In the past few weeks, more and more information leaked out from the group that jobs are to be drastically cut at the location in Berlin, which today is primarily geared towards combustion engines. In the worst case, IG Metall assumes that of the 2,500 employees on site, only 500 could remain.

On Wednesday, the workforce finally found out through the media that the plant manager Rene Reif had now resigned. A few weeks ago he is said to have militantly announced at a works meeting that he would defend himself against the downsizing, the employees report. Reif is switching to US competitor Tesla, who is building a new Gigafactory a few dozen kilometers away in Grünheide, Brandenburg, and is desperately looking for staff. Above all, Tesla is challenging the premium manufacturer with the star from Stuttgart with its electric cars. Only around 50 kilometers from Marienfelde.

The workforce is ready for fundamental changes

Numerous employees told that they know the internal combustion engine has an expiry date. They are ready for further training and retraining, but certainly not for layoffs. “When I signed my employment contract here, I thought it would last until I retire,” says Succo. “We employees generate millions and billions in profits for Daimler. And the downsizing should be the thanks for that? We are not personnel numbers or cost centers, we are people, ”adds the Daimler employee.

The union IG-Metall also supports the employees. Sören Lieske, union secretary at IG-Metal, said in an interview with “The workforce is ready and open to ecological change. Sure, the industry is developing in the direction of e-mobility. And the workforce is ready to relearn these technologies. This plant in Marienfelde can be converted with a few manual tricks and a little bit of leisure so that it can be produced for electric cars. “Only the decision-makers at Daimler lack the right will, according to Lieske.

He adds: “It is embarrassing for Daimler to want to shorten this plant while its competitor Tesla is showing off at the gates of Berlin. And then the plant manager also turns into exactly this competitor. “

Employee protest in front of the Daimler plant in Berlin.

Employee protest in front of the Daimler plant in Berlin.

Several employees confirmed to that Reif had only informed the company via SMS that he was leaving.
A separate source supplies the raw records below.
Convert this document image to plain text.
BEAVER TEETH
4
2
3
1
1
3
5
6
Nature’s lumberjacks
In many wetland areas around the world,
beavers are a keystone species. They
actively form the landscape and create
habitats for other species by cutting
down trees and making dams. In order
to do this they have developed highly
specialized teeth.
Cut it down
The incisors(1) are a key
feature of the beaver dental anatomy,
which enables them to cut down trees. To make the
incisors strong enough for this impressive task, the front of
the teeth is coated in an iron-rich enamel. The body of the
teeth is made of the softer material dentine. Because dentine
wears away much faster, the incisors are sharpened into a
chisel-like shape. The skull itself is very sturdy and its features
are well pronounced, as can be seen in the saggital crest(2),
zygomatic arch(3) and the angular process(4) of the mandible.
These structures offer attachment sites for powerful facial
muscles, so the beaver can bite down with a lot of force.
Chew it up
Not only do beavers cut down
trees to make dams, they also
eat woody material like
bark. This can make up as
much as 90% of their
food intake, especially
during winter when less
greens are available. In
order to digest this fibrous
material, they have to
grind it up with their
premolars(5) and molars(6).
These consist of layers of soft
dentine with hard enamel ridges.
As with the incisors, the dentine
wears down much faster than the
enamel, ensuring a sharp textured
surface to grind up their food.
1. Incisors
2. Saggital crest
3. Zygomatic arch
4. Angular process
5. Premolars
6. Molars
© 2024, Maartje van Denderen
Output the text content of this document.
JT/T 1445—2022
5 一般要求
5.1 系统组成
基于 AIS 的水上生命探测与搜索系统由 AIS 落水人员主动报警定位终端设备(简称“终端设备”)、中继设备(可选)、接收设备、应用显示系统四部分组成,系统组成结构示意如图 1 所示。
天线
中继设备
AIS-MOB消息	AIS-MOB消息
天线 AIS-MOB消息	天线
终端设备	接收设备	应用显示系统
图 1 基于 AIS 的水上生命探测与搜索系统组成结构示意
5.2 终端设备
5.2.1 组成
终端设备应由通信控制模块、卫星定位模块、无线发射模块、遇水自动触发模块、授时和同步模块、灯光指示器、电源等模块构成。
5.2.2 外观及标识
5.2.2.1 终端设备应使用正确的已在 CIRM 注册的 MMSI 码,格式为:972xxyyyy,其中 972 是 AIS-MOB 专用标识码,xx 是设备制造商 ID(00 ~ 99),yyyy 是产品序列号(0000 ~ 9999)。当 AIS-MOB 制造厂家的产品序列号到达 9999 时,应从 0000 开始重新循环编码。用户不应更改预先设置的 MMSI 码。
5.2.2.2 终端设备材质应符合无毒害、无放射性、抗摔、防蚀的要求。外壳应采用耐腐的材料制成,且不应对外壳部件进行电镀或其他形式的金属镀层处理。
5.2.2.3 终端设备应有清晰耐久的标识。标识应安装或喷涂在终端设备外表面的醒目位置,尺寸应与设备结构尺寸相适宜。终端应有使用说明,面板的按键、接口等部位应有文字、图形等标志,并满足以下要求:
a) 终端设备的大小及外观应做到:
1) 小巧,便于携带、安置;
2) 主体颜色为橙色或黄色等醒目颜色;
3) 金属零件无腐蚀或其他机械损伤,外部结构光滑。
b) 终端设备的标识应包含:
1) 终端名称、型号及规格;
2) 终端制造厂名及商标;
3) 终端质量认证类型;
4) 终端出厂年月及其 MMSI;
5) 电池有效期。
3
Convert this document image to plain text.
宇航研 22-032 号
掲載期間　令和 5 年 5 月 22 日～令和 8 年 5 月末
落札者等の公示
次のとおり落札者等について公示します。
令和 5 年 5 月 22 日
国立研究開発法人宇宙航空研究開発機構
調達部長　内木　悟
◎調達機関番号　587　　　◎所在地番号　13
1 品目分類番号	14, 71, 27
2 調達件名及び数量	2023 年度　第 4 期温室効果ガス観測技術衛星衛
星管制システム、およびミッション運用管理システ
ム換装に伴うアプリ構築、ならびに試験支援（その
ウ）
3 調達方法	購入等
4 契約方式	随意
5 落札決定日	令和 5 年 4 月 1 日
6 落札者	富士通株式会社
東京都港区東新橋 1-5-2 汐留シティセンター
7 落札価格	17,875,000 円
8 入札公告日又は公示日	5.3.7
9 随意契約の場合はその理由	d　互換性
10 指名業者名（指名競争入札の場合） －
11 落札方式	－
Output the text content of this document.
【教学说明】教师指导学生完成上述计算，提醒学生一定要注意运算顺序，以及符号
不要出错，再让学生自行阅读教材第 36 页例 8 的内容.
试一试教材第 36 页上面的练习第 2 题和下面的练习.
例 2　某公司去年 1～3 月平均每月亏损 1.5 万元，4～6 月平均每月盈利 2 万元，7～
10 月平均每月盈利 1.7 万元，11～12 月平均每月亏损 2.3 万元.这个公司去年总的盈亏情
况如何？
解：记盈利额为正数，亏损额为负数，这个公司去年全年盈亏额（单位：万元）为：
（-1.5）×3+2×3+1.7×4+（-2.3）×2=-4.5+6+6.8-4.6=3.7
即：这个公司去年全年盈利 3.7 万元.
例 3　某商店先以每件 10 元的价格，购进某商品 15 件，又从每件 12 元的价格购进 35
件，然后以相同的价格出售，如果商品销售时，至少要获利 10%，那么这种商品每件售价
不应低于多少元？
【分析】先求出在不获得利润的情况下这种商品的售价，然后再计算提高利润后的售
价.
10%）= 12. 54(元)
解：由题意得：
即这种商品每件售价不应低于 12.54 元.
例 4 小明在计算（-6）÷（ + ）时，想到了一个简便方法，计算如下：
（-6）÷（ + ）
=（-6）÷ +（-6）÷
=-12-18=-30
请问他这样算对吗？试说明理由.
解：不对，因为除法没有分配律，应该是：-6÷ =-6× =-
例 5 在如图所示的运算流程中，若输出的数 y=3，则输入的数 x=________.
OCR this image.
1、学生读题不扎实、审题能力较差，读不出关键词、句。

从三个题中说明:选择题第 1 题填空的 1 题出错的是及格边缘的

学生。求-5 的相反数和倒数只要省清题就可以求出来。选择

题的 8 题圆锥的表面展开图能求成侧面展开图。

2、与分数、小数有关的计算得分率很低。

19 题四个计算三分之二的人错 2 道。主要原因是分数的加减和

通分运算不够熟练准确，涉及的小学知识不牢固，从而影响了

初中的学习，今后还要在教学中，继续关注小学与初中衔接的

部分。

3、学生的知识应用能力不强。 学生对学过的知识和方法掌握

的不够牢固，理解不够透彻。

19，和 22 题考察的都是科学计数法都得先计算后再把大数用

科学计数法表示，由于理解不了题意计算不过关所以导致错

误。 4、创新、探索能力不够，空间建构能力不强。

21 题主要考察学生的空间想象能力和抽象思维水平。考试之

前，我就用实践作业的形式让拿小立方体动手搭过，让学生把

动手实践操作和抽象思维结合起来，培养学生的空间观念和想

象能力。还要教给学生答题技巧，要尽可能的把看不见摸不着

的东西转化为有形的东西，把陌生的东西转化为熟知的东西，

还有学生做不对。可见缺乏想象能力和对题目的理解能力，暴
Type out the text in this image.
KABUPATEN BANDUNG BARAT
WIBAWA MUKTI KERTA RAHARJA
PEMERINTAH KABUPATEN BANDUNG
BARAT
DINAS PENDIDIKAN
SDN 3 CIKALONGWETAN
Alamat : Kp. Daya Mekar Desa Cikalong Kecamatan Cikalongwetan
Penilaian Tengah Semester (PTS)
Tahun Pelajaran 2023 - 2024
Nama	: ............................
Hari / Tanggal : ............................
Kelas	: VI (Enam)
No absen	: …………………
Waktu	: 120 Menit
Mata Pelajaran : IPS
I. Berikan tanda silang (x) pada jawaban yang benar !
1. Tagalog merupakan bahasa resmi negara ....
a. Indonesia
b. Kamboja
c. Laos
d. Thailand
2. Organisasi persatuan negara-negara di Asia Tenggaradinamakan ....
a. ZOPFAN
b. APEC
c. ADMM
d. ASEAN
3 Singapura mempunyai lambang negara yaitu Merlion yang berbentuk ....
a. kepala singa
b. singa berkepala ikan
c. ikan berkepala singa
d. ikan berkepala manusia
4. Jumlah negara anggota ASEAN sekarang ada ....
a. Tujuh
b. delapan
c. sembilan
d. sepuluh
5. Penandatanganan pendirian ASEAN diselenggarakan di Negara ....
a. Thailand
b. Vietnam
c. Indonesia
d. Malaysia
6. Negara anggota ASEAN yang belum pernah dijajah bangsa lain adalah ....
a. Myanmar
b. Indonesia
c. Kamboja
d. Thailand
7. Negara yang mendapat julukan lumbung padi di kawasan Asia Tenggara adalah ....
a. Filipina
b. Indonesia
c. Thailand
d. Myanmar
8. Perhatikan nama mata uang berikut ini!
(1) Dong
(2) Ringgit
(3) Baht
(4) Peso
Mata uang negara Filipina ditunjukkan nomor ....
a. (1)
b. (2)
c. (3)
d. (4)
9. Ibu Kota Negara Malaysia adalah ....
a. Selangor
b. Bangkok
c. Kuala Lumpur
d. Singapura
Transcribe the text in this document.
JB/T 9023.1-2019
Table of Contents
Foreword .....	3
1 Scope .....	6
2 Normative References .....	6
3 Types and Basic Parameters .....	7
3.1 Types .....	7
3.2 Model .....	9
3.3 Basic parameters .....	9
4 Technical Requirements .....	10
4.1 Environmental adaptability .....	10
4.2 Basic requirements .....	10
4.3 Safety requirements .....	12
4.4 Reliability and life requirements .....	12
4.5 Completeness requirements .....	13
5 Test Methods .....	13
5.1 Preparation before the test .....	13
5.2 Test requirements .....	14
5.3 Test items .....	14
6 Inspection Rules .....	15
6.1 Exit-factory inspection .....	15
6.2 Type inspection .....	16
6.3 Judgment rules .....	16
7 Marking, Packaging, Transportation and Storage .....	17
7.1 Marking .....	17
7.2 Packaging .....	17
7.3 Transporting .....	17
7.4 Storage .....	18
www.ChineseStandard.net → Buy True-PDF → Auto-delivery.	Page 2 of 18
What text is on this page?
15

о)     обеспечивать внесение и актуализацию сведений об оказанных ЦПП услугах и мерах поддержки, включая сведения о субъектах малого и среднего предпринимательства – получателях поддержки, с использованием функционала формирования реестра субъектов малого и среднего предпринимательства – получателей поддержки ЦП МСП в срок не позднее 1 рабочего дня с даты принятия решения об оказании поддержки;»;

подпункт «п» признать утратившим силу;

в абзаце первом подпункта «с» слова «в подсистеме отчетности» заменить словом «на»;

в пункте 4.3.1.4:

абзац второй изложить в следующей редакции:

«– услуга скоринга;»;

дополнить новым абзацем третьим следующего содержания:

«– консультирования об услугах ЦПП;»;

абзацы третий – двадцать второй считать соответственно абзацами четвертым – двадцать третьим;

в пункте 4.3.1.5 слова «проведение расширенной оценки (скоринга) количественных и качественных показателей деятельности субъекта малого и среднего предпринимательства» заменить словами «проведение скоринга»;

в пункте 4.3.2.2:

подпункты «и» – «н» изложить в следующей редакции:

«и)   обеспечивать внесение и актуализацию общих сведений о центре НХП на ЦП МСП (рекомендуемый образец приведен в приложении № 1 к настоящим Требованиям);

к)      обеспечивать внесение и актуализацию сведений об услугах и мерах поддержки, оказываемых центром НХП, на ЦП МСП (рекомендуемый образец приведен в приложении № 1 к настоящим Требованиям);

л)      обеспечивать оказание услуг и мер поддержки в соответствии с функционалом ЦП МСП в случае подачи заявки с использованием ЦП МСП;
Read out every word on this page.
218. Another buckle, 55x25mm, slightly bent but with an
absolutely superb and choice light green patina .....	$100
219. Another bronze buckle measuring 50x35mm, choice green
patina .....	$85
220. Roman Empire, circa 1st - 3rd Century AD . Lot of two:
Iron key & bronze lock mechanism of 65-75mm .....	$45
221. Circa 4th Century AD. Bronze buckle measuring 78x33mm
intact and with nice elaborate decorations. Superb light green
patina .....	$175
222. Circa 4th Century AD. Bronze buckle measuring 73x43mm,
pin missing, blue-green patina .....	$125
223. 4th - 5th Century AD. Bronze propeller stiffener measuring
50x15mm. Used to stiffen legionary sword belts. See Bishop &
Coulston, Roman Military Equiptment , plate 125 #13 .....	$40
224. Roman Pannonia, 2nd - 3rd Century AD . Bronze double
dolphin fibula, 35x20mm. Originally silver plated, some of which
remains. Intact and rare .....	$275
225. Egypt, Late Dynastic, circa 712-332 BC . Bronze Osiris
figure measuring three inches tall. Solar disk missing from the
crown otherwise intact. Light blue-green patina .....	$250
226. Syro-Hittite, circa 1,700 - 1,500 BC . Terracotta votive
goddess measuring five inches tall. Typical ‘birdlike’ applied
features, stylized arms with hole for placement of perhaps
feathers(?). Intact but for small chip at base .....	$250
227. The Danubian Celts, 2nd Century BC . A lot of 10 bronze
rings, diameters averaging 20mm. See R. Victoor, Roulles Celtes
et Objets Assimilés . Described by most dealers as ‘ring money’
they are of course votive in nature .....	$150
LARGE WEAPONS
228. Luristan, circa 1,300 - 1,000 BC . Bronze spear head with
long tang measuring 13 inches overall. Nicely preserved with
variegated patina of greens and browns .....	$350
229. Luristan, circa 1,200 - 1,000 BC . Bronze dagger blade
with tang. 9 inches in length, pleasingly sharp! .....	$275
In the same message, he is said to have also said goodbye.

According to Jan Otto, this is a bad habit to say goodbye to. Otto is the first authorized representative of IG Metall in Berlin.

For Otto, however, it is much more important that the jobs in Marienfelde are preserved and converted. The IG Metall man openly says that he doesn’t really care whether the employees at the site are still working on an engine or on a drive train for an electric car. “They just have to relearn and get used to it after many years. The priority is that they keep their job and that it is tariff, ”says Otto.

Above all, it is nonsense that jobs would have to be lost as a result of the change to e-mobility and the resulting conversion of factories. “I experienced that in Kamenz. At first it was said, oh god, e-mobility is coming. Now the factory is bursting at the seams, ”says Otto. Today there is a Mercedes battery factory in Kamenz. Otto used to be responsible for the region and the factory.

“I believe that if we map large parts of the battery value chain here on site, such as the second life cycle and battery recycling, we will not have to cut many jobs at all,” says Otto. He is also talking to the Berlin Senate, Mayor Michael Müller and the Senator for Economics Ramona Pop about a concept for an innovation and concept cluster. “Above all, Daimler can and must draw from Berlin’s innovative strength in order to lead the plant into the future,” says Otto.